Phillips 66's spin-off took place at relatively low levels as refiners almost immediately benefited from a very favorable US refining environment. Shares rose from levels in the low-thirties to current levels of $84 as investors nearly tripled the value of their investment within a two year period.
While Phillips 66 aims to invest more aggressively in non-refining assets, the performance of these businesses is still positively correlated in general to the refining business. Therefore I am a bit cautious to pay 13 times earnings for the company despite an excellent focus on shareholder value and the strong and decisive pace of strategic developments.
It is not just the cyclicality of earnings, but also the pace of these strategic developments which makes it difficult to obtain a clear picture. Partnerships, direct holdings in non-controlled entities and a myriad of investment decisions, divestitures and acquisitions make it quite difficult to get an accurate view about the true earnings potential of the business.
That being said, the company's ambitions to export and grow its midstream assets are quite big. Capital expenditures are set to increase from just $1.8 billion last year towards $6 billion by 2016. That means that leverage will have to increase, shareholder payouts will have to be trimmed or capital will have to be raised to fund these investments into the future.
While these investments could result in higher and more stable earnings the company is increasing its reliance on cheaper US oil for decades to come. While this could and will most likely be very lucrative, billions of dollars could go to waste if Europe and Asia ignite their own shale revolution.

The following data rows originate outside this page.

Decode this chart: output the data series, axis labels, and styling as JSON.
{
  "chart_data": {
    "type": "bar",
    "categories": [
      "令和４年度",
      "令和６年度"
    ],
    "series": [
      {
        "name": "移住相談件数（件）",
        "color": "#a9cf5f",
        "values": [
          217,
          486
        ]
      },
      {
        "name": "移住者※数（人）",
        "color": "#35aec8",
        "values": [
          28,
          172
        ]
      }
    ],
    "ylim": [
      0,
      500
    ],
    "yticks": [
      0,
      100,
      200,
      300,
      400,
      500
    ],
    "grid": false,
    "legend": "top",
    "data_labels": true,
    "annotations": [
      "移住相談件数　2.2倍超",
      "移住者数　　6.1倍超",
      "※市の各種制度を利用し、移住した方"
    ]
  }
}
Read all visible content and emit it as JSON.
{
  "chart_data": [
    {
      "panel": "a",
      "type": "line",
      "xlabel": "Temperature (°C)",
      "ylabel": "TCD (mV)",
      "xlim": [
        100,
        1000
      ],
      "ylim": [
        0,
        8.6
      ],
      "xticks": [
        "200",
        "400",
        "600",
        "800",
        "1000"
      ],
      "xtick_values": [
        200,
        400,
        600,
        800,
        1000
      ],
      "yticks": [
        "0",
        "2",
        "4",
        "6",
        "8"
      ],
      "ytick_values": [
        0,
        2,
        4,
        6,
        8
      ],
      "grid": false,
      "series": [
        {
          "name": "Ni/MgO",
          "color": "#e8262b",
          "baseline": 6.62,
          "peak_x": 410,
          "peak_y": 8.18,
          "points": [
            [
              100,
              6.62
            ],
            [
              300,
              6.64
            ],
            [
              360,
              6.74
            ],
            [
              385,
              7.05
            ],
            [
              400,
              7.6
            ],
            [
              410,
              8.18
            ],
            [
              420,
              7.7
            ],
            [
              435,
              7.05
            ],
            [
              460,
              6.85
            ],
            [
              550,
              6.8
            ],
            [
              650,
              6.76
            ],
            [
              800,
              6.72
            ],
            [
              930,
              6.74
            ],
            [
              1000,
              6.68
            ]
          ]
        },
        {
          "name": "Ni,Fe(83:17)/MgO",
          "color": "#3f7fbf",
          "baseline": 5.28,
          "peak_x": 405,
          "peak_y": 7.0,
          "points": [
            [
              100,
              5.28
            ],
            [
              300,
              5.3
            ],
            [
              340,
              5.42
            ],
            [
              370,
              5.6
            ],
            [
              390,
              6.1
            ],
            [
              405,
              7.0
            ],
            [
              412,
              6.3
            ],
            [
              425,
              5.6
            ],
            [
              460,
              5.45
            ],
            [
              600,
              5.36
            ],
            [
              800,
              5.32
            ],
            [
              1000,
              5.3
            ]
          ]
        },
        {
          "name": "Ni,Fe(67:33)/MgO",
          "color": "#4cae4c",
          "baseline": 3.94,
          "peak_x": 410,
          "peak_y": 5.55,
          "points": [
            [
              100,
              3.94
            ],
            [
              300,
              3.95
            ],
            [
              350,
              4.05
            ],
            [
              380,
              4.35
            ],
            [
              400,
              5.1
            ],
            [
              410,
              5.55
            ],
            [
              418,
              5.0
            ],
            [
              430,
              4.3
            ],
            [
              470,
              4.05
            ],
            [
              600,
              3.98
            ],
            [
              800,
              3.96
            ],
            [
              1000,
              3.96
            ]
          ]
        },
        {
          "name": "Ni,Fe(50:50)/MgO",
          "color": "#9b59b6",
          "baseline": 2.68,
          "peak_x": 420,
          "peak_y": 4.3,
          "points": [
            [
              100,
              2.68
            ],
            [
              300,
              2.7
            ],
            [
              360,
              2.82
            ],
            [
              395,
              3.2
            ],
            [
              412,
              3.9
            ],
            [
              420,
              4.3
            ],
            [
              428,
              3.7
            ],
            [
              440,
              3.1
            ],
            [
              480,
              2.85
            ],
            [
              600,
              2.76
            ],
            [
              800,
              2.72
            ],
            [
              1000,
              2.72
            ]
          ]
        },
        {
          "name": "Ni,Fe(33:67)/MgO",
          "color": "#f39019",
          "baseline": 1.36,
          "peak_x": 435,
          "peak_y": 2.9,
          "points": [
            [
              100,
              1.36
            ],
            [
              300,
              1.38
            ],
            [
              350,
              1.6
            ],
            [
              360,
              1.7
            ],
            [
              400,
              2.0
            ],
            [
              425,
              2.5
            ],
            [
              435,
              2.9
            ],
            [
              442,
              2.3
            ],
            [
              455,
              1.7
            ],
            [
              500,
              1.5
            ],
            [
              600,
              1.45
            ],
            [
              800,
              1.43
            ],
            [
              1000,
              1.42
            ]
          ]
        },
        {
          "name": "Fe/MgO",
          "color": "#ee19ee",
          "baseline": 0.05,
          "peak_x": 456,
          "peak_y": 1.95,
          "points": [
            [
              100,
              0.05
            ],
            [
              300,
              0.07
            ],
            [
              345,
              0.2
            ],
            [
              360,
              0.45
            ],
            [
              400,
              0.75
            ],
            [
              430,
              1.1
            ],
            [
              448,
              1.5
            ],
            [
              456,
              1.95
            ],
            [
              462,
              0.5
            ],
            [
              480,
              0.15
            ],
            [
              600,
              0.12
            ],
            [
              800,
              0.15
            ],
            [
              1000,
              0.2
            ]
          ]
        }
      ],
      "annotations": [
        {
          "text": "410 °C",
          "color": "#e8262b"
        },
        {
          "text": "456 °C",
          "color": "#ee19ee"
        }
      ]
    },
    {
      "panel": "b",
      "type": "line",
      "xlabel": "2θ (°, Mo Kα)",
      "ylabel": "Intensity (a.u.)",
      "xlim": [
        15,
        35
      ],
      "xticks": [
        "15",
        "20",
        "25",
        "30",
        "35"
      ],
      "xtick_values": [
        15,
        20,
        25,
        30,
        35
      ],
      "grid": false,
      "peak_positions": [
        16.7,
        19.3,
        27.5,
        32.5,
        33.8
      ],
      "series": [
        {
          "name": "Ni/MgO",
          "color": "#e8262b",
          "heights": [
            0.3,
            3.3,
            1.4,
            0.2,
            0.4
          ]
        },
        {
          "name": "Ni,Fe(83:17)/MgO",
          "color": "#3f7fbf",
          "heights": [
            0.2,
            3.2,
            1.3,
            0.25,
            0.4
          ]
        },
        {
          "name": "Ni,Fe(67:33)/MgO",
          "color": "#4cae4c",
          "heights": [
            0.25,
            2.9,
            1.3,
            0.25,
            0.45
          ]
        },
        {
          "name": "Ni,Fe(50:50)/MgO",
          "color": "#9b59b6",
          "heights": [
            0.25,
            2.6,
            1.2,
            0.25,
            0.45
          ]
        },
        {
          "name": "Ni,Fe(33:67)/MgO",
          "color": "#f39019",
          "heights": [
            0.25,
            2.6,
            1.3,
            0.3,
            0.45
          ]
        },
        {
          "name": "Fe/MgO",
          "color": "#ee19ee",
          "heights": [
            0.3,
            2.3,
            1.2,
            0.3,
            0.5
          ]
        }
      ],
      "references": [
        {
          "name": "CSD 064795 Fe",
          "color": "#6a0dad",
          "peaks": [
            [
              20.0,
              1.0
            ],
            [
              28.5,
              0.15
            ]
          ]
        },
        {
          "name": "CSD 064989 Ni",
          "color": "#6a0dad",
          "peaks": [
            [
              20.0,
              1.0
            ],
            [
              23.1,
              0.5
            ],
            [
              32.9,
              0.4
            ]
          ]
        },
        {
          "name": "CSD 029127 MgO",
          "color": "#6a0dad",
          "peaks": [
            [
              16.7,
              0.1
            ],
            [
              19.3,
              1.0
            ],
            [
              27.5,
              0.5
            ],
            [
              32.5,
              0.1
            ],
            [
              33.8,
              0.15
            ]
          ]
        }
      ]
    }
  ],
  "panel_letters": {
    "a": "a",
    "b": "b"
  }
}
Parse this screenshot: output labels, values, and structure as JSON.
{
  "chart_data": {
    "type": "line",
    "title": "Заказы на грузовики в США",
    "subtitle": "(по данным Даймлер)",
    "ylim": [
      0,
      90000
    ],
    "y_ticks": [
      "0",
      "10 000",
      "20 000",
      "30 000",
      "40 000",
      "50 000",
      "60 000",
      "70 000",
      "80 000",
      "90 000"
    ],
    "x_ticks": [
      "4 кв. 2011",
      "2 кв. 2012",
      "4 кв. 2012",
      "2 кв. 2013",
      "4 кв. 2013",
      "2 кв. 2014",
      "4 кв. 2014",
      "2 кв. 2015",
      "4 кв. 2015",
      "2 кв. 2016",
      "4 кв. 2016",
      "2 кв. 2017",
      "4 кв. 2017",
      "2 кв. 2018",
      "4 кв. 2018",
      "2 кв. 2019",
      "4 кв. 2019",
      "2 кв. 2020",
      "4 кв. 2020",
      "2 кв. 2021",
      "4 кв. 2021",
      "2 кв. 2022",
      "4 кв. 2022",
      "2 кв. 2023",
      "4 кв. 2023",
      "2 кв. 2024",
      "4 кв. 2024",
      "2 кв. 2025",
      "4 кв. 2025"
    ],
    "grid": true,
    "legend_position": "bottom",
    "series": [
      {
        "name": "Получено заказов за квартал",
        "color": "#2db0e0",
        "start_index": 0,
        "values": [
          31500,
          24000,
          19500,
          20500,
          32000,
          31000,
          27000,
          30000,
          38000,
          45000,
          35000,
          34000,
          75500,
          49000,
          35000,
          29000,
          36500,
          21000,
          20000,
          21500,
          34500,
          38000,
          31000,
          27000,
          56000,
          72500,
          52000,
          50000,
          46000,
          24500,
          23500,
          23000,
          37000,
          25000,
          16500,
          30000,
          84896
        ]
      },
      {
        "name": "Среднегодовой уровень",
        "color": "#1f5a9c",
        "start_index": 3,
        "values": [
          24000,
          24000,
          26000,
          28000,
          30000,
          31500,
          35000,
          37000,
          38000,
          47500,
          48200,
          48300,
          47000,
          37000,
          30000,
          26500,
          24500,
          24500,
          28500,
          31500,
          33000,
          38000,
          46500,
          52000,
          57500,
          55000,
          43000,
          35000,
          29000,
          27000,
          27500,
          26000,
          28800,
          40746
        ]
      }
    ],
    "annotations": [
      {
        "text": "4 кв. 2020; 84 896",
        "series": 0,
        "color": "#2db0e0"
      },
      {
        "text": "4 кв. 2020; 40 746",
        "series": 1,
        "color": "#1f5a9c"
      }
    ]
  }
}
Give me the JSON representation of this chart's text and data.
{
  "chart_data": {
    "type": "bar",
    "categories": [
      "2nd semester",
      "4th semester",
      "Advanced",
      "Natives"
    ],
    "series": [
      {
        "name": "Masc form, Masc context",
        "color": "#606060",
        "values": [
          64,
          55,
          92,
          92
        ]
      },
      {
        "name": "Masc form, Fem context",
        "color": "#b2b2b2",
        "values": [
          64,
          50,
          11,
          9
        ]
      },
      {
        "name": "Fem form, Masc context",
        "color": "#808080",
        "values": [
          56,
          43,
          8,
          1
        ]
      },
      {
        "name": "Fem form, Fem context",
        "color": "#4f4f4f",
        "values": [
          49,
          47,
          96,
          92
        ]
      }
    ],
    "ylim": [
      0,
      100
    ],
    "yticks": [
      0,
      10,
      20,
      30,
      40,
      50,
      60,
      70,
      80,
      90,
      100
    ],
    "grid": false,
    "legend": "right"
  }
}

Phillips 66 has an excellent track record so far, yet it remains to be seen how new projects will be financed without causing dilution and whether the market really is happy to attach a higher multiple to these future earnings as the company appears to be making an even larger bet on the US shale economy.
Disclosure: I have no positions in any stocks mentioned, and no plans to initiate any positions within the next 72 hours. I wrote this article myself, and it expresses my own opinions. I am not receiving compensation for it (other than from Seeking Alpha). I have no business relationship with any company whose stock is mentioned in this article.